城山は、生まれてからずっと父母と一緒に暮らしてきた。結婚してからの20数年間も、それは変わることがなかった。城山には、父母と別れて暮らす理由がなかったのだ。
城山は、青臭くて直截で、何より人間が好きな父を見ながら育った。説教臭いことや押しつけがましいことは何も言わなかったが、父は、その生き方そのもので城山に影響を与え続けた。
父は、サービス精神旺盛なエンターティナーでもあった。人を楽しませることで自分も楽しむタイプだった。議論と歌が好きで、祭と宴会には目の色を変えた。人を集め、その場を盛り上げる才能は天性のものなのだろうか。ともかく、城山の父のまわりにはいつも人が集まり、その輪の中心に父がいた。人なつこすぎてうっとうしく感じる時はあったが、そんな父を嫌いになったことは一度もない。だから、同じ家で51年間一緒に暮らすことができたのだ。
父は城山の前に立ちはだかる壁ではなく、城山と一緒に歩く旅の相棒のような存在だった。時には父の方が一歩前を歩き、時には城山の方が前に出る……。2人は、かなりうまくやってきた父子だった。
砂の島が近づき、羽根を休めていた海鳥たちが飛び立った。
ボートを止め、母を助けて島に上がる。360度、エメラルドグリーンの珊瑚礁の海だ。彼方に、本島のビチレブの緑の山並み霞んで見える。
皆で記念の写真を撮り、2つに分けて和紙に包まれた父の骨を撒く。粉末状の骨は少し灰色がかり、気のせいか仄かに温かい。粉薬のような骨は城山の手から離れてサラサラと水に落ち、一瞬の内に溶けて海に消えてゆく。

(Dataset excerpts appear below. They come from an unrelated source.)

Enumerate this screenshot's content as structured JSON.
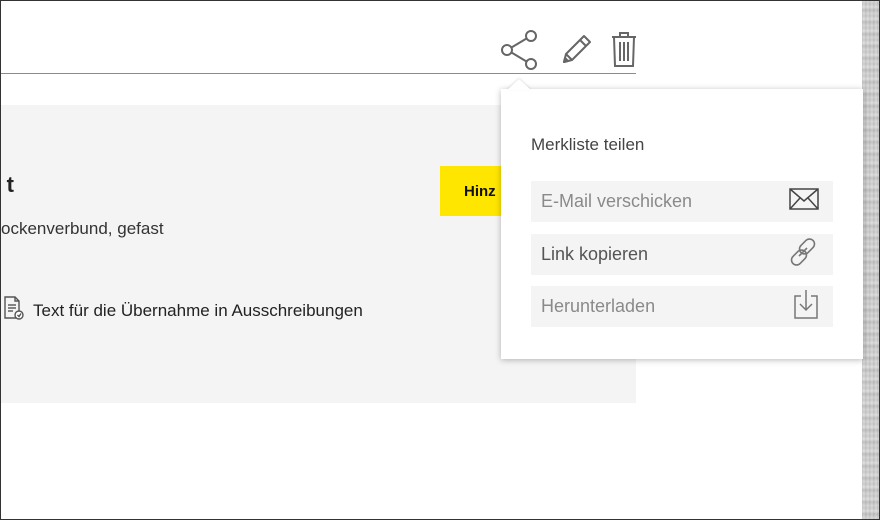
{
  "toolbar": {
    "share_icon": "share-icon",
    "edit_icon": "pencil-icon",
    "delete_icon": "trash-icon"
  },
  "card": {
    "title_partial": "t",
    "description_partial": "ockenverbund, gefast",
    "document_link_label": "Text für die Übernahme in Ausschreibungen",
    "add_button_partial": "Hinz"
  },
  "share_popup": {
    "title": "Merkliste teilen",
    "options": [
      {
        "label": "E-Mail verschicken",
        "icon": "envelope-icon"
      },
      {
        "label": "Link kopieren",
        "icon": "link-icon"
      },
      {
        "label": "Herunterladen",
        "icon": "download-icon"
      }
    ]
  },
  "colors": {
    "accent_yellow": "#ffe600",
    "card_bg": "#f4f4f4",
    "icon_gray": "#666666"
  }
}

ハイビスカスやプルメリアの花を撒くと、引き潮に運ばれて海の上に花の道ができた。赤や白や黄色い花たちが沖に向かって列をつくり、水に揺れながらゆっくり島から離れてゆく。
美しい絵のような光景だが、城山は別に感傷的にはならなかった。母も泣いていない。むしろ、ホッとした顔をしている。

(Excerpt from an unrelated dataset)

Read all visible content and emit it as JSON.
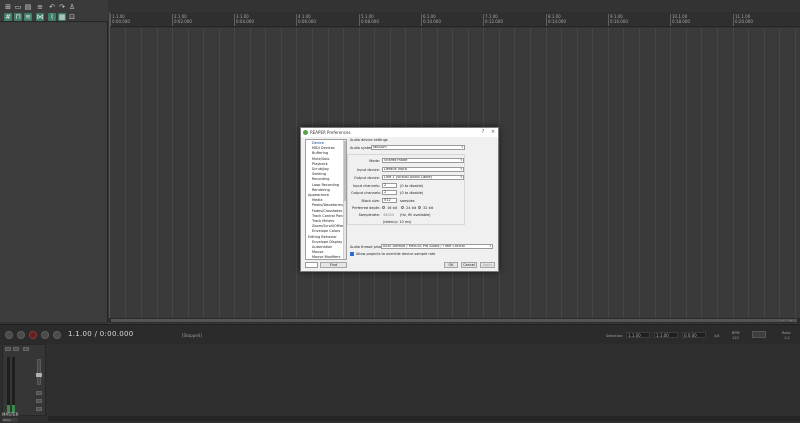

3月に再入院して以来の40日間は、父の人生から改めて多くを教えられる日々だった。城山の人生の中で、これほど真剣に父のことを想い、父の顔を見続けた日々はなかった。死に至る40日間は、城山を育てた父が、朽ちてゆくその体そのもので城山に与えた、濃密で何ものにも代えがたい時間だった。城山は、この時間を共に過ごせたことを幸せだと思っている。だから悔いはない。そして今を、この先を存分に自分らしく生きてやろうと自分に言い聞かせる。
父の骨は海に溶け、花は水平線の彼方に消えていった。父は海に還ったのだ。
「どうだ、思いどおりにしてやったぞ」
城山は、空に向かってそう言いたい気分だった。力は抜けたが、しかし悲しくはなかった。むしろ清々しい気分だった。
「俺が死んだ時も、骨はここに撒いてくれよ」
城山が真顔で言うと、連れ合いも真顔で応えた。
「あなたが先に死ぬとはかぎらないじゃない」
それは、そうだ。家族や友人がみんな先に死に、自分の骨を撒いてくれる人が1人もいなくなったら最悪だ。海に還ることもできない。
──いいタイミングで死んだよな、親父……。
城山は、自分の中にいる父に声をかけた。